Our little Joshua Tucker is a constant reminder that life is a gift and every moment that we breathe holds value.

Every September I spend quite a lot of time watching my daughter. She was born the following July. It is too big to comprehend all that is possible to have been if Joshua had been born full term and healthy. I can imagine thousands of possibilities. One thing I know though is that my Sarah would not exist. Their pregnancies overlapped. Her timeline could not have been had his continued. Her heart would not have started beating if his had not stopped.

For his birthday today I made him cookies. I have never done this before but I couldn’t help myself. I found myself in my kitchen baking and thinking of who he might have been at this point. Would he be into science like his older brother or would he have enjoyed more sports? Would he have a talent for singing like his sister or would he be a Minecraft guru too?

I didn’t make a big deal out of the cookies, I didn’t tell the kids why I made them. They just needed to be made to help celebrate the little life that is still teaching me about life. Sarah, my little ray of sunshine, came in the kitchen and was thrilled to help make the cookies. She got out the scoop and started placing the dough on the pans. After she had all the dough scooped out and perfectly placed on the cookie sheets I let her lick the scoop. It’s one of the ones that is round and has the bar that pushes the dough out so you don’t have to use a spoon or bang it on the pan. I turn to put the cookies in the oven and when I look up at her she has the entire scoop in her mouth. Her eyes are wide with joy and she is laughing around the mouth full of cookie dough and scoop.
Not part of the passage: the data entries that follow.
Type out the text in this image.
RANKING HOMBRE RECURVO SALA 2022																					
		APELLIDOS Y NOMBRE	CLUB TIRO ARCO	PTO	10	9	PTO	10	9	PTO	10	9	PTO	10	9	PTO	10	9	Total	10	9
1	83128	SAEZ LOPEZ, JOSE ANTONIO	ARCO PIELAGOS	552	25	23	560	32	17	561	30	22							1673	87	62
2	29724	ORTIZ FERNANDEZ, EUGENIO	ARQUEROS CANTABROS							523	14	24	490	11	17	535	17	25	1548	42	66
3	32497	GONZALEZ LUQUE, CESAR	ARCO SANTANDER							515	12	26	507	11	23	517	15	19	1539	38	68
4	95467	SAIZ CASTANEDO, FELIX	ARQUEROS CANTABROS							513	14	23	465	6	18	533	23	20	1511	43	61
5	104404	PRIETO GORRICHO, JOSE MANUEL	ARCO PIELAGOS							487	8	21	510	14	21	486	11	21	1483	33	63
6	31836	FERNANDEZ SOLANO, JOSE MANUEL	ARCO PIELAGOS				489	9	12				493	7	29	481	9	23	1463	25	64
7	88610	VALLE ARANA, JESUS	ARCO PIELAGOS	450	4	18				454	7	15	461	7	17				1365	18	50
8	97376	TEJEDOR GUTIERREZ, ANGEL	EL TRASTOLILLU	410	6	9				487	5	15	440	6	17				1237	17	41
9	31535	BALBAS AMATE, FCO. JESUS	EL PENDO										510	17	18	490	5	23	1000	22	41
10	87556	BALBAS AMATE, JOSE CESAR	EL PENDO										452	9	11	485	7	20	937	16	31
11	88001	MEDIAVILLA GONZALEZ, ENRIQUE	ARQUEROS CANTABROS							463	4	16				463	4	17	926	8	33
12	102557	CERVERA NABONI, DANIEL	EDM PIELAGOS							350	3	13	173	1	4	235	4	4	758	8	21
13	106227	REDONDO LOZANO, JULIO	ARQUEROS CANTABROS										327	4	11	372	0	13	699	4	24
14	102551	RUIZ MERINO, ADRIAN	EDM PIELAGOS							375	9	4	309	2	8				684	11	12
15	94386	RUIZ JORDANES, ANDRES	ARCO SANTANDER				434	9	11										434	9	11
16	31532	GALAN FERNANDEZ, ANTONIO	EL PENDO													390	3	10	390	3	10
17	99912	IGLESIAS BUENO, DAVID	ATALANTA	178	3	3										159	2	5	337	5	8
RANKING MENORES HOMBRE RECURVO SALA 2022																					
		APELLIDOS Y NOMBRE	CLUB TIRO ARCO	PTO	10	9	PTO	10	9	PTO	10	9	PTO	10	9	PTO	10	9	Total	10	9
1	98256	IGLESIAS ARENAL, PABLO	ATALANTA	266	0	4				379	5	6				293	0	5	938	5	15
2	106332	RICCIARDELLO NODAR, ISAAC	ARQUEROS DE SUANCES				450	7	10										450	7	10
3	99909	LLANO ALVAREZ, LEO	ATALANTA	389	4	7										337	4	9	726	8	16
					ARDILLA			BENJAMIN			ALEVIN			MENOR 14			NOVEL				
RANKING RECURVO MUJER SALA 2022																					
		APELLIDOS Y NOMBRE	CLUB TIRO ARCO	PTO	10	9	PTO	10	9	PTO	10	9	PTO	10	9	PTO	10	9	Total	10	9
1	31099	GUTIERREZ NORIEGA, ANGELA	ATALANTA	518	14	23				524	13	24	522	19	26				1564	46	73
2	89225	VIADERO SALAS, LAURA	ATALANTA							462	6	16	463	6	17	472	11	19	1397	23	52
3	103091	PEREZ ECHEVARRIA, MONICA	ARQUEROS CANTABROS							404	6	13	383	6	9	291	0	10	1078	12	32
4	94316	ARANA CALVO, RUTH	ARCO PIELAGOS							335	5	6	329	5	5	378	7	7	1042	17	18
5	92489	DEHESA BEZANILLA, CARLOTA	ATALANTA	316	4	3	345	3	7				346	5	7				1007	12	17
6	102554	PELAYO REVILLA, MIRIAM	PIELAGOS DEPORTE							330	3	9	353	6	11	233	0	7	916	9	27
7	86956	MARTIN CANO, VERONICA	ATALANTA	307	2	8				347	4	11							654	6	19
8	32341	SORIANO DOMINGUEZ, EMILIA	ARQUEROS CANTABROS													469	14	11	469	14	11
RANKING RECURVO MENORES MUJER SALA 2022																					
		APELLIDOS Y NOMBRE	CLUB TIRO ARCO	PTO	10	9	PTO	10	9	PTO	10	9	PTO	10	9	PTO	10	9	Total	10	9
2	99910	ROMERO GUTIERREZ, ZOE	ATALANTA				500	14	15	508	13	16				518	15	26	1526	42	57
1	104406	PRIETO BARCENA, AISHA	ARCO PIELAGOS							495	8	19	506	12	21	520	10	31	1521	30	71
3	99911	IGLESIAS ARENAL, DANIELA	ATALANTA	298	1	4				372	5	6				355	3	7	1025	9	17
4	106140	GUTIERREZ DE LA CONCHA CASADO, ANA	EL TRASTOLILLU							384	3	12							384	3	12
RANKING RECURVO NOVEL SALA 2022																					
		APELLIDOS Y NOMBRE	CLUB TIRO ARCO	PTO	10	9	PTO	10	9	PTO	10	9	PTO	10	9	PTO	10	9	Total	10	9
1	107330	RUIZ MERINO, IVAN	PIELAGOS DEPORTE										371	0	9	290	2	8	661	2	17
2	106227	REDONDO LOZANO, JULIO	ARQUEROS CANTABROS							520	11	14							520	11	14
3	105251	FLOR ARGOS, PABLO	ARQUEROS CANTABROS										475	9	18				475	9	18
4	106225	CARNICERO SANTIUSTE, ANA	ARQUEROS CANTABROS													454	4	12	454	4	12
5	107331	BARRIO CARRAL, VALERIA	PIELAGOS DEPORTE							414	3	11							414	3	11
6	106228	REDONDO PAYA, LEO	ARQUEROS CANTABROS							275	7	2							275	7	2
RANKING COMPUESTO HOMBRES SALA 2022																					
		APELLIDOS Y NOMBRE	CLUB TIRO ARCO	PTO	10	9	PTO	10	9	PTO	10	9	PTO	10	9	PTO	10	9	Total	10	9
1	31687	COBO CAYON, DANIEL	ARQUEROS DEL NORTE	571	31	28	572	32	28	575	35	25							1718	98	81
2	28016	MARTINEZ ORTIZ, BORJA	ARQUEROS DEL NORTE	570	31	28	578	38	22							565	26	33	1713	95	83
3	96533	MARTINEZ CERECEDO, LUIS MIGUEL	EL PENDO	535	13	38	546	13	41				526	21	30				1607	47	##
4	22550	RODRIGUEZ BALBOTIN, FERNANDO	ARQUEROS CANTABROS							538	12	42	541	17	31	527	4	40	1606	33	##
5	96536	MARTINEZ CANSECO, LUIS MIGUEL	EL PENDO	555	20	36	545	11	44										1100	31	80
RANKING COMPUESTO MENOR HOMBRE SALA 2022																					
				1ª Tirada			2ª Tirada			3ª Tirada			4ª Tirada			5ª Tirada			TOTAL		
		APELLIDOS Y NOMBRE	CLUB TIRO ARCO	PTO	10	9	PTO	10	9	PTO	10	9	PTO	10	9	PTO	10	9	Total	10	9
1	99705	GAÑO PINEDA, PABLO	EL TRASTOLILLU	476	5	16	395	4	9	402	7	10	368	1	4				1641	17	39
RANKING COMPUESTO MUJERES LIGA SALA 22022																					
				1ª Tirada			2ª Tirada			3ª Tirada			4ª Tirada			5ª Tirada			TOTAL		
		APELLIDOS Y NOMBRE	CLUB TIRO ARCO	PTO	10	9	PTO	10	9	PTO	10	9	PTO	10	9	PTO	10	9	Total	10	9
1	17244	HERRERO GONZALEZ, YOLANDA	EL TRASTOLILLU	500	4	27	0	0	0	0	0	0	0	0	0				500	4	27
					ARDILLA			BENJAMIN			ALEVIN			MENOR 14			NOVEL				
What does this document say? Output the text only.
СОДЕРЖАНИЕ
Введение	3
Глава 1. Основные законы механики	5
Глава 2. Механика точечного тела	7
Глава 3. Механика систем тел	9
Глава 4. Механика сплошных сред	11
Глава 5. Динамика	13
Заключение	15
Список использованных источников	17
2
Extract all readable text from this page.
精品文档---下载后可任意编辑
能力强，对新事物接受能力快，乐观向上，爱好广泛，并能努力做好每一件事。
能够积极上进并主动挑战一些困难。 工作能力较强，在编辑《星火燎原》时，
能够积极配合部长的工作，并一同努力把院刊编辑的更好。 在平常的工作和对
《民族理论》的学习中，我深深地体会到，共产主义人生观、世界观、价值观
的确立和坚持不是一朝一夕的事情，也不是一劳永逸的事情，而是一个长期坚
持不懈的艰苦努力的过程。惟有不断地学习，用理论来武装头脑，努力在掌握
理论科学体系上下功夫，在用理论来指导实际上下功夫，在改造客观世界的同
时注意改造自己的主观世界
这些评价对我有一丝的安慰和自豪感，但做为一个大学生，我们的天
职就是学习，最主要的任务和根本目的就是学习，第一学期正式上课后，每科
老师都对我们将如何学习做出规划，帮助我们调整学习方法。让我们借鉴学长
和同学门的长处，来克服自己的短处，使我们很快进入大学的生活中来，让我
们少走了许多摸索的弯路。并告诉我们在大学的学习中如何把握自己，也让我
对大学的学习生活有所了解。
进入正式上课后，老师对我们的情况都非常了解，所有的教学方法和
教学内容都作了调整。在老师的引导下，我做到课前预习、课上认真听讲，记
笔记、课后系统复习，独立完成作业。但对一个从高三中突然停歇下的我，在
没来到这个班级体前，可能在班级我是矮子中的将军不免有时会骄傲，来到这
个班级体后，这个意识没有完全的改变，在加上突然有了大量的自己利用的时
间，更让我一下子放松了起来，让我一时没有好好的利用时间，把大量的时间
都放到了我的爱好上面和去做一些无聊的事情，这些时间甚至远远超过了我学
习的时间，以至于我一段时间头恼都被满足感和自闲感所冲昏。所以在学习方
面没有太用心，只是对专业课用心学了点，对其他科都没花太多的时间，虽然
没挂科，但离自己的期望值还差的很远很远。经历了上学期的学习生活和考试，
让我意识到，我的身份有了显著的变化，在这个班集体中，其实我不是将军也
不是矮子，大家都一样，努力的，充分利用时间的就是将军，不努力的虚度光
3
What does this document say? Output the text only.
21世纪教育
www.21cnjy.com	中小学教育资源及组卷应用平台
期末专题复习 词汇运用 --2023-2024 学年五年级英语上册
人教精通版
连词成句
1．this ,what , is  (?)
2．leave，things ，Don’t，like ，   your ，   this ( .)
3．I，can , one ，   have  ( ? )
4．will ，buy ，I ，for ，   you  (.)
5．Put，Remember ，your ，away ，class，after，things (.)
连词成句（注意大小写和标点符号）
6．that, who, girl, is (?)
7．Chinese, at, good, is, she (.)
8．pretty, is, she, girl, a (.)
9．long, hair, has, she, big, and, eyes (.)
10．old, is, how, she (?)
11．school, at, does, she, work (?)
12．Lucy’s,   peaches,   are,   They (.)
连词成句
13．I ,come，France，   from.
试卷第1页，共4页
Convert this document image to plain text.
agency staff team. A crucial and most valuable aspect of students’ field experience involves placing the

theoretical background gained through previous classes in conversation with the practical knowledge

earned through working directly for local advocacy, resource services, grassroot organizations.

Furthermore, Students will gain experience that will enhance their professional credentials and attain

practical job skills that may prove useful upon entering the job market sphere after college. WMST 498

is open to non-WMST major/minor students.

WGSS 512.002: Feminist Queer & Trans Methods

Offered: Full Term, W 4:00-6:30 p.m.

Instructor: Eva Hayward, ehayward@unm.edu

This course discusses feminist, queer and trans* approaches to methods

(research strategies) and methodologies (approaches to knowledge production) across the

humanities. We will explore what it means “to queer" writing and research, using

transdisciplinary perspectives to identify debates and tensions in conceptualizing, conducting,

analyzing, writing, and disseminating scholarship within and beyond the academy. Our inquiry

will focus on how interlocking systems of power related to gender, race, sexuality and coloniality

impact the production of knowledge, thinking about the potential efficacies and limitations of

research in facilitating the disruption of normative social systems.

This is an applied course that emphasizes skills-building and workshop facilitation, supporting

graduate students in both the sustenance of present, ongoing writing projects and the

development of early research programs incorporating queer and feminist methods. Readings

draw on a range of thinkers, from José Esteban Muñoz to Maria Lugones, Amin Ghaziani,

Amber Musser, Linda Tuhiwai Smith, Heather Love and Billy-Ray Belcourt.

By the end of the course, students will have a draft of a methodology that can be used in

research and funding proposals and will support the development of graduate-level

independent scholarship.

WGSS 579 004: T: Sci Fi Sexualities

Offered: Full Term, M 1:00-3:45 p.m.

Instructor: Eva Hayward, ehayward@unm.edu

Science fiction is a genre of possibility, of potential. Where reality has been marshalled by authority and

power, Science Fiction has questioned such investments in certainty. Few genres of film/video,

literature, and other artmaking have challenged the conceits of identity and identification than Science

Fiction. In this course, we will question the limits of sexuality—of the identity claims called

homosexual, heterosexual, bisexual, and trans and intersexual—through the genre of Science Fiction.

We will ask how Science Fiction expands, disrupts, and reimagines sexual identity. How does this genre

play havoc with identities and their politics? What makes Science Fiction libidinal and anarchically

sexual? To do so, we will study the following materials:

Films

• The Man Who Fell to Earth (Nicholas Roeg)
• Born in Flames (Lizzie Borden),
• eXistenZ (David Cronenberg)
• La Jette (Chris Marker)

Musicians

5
She is our beautiful blessing. Loosing our little boy will never make sense, it will always be a painful and tragic moment in our journey. However, we recognize that God is love and although we only know our son through pregnancy and dreams un-lived, we know our daughter through giggles and songs that would never have been.

I do not know why many pregnancies do not go full term. I do not know why little lives get taken before we want them to be. I don’t know why some parents will bury their children, but I do know that I have my daughter even though I don’t have my son. I know that I have music and fluffy dresses and mascara even though I don’t have him here to wrestle with his brother or play video games or basketball with his daddy. I have found joy in this tragedy. I have found that life is precious and every moment has its purpose. Not all of it makes sense, some of it feels too painful to handle and parts of it make me too angry to see straight, but I have faith that there is beauty from pain, we just have to breathe and look for it.

To any of you who share your own version of my story, to you who have family who do or friends in need, be kind to yourselves. Be kind to the moments that hurt too much to stay awake for, rest in the understanding that although the pain will not change your view, love will. Your loss is tragic, our stories are hard, but together we can find joy and rest in love. Love for ourselves and for our little ones. My little Joshua has had twelve years heaven lived. He may not have me to teach him about this world and to hold him in my arms but he has taught me how to love indefinitely, how to believe that life has value even when it isn’t lived on earth.

May you know that there is always help and love if you reach out for it. May you know that you are not alone in your loss and pain.